Forse era la paura a darle quella sensazione.
Ma non fu solo un’impressione la fitta che avvertì ai fianchi, quando le mani di lui le artigliarono la carne per impedirle di sfuggirgli. Così come non fu solo un’impressione la lenta metamorfosi che subì quel corpo che credeva di conoscere così bene, che l’aveva fatta sentire al sicuro fra le sue braccia.
Non riuscì ad urlare davanti alla pelle che si trasformò in scaglie, alle mani che divennero artigli e a quel viso i cui lineamenti vennero stravolti da qualcosa di bestiale, d’impossibile.
Rimase attonita nel rendersi conto che l’essere che la stava possedendo, non poteva essere umano. Nessun uomo avrebbe potuto avere le iridi ristrette in una linea sottile e verticale, di un colore così dorato da emanare scintille ogni volta che veniva colpito dalla luce della lampada. Nessun uomo avrebbe potuto avere quelle zanne acuminate che gli ornavano la bocca, arrivando a ferirgli le labbra che lei aveva giudicato così sensuali, così ricche di promesse.
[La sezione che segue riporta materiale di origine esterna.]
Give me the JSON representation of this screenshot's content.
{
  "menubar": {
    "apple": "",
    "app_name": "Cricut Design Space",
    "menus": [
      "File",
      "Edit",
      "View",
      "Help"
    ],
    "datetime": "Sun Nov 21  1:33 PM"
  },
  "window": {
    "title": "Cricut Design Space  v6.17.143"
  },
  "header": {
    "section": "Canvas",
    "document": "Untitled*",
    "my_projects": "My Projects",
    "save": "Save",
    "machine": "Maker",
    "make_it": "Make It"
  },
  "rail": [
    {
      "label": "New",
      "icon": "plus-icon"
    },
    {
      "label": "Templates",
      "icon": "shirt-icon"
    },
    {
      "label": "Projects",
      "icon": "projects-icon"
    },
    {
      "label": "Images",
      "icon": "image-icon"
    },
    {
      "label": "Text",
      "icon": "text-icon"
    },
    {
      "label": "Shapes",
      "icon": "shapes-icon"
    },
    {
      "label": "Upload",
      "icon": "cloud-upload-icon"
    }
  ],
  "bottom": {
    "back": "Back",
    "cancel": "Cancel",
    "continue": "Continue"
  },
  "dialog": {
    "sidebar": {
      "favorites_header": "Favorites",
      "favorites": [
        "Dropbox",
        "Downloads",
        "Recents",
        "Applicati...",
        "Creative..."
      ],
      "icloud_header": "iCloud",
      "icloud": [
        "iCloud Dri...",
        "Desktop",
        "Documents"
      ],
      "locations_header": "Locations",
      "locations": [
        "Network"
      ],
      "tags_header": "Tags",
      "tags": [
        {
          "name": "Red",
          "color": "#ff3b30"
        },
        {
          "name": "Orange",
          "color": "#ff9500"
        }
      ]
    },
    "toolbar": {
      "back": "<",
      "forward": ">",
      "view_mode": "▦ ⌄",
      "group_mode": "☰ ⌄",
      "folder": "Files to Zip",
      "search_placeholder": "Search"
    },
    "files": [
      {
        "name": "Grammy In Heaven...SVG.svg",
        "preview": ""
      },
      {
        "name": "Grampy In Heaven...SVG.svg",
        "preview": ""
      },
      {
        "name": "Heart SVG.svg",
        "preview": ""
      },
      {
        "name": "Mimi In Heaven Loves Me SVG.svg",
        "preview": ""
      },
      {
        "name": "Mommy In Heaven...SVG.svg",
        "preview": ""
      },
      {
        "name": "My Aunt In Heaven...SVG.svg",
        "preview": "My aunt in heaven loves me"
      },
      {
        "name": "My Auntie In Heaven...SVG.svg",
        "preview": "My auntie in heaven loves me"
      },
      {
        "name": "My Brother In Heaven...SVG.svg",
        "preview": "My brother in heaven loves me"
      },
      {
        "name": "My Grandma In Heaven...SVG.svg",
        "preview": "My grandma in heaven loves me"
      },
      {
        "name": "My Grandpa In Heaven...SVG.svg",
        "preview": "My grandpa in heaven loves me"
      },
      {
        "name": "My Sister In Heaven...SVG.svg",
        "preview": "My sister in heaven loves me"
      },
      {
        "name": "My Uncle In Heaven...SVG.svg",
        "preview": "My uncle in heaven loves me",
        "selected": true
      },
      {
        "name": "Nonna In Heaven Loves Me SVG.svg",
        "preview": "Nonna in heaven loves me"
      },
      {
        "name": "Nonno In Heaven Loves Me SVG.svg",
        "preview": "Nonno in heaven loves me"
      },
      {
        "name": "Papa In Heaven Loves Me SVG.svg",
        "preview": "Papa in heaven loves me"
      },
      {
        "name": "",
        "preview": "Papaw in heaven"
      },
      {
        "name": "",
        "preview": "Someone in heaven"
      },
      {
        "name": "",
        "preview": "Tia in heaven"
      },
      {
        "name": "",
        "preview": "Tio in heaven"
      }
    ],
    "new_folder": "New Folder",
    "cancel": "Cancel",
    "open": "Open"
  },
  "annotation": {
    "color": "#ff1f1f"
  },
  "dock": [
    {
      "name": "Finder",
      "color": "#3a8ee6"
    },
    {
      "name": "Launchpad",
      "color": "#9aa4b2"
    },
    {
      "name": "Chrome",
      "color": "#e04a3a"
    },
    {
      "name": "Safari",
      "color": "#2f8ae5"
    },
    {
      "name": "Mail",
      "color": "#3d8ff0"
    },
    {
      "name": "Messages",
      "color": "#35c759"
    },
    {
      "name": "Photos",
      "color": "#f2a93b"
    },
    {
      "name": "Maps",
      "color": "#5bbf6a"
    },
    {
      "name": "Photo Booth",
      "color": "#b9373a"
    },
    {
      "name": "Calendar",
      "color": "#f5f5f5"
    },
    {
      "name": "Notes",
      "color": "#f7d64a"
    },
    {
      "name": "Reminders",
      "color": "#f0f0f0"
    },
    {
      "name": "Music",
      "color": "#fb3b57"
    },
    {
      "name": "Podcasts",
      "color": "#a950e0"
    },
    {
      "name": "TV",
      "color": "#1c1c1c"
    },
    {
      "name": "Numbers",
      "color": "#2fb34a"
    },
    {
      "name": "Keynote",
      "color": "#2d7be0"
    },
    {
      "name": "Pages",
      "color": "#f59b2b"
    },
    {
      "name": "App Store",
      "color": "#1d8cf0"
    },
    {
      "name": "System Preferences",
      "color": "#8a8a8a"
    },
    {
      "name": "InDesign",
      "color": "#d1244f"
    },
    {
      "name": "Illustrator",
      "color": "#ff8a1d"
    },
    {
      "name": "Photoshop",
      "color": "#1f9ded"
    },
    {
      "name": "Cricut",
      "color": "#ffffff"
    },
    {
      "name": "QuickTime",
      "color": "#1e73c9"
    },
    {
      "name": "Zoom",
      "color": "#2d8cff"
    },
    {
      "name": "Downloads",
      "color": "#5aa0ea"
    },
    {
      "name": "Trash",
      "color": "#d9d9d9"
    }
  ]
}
Impossibile negarlo ancora, impossibile negare l’evidenza: la realtà l’aveva sotto gli occhi e non era rassicurante. Quello era un mostro e mostruosa era l’erezione che avvertiva lacerarle la carne, straziarle i tessuti.
La mano che piombò sul suo volto per impedirle di urlare, finì per penetrarle la carne del viso, lasciando solchi insanguinati laddove le punte degli artigli perforarono la pelle.
L’orrore la invase, il panico finì per soffocare ogni istinto razionale, lasciando solo una vaga reattività animale: la necessità di riuscire a sopravvivere nonostante tutto. Il cervello si chiuse nel tentativo di proteggere la mente da quanto stava accadendo, bloccando i terminali nervosi sovraccaricati dal dolore.
Dolore e sofferenza. Continue e costanti.
Gli occhi le si appannarono rivoltandosi all’indietro e lei scivolò in una sorta di coma liberatorio, in cui zanne e artigli non potevano raggiungerla. Scivolò via sotto le spinte implacabili, via dal sangue che si riversava copioso sul tavolo, rendendolo viscido.
L’ultima cosa che riuscì a sentire, prima di perdere completamente i sensi, fu la voce di lui, sussurrale sibilando, che non era ancora finita.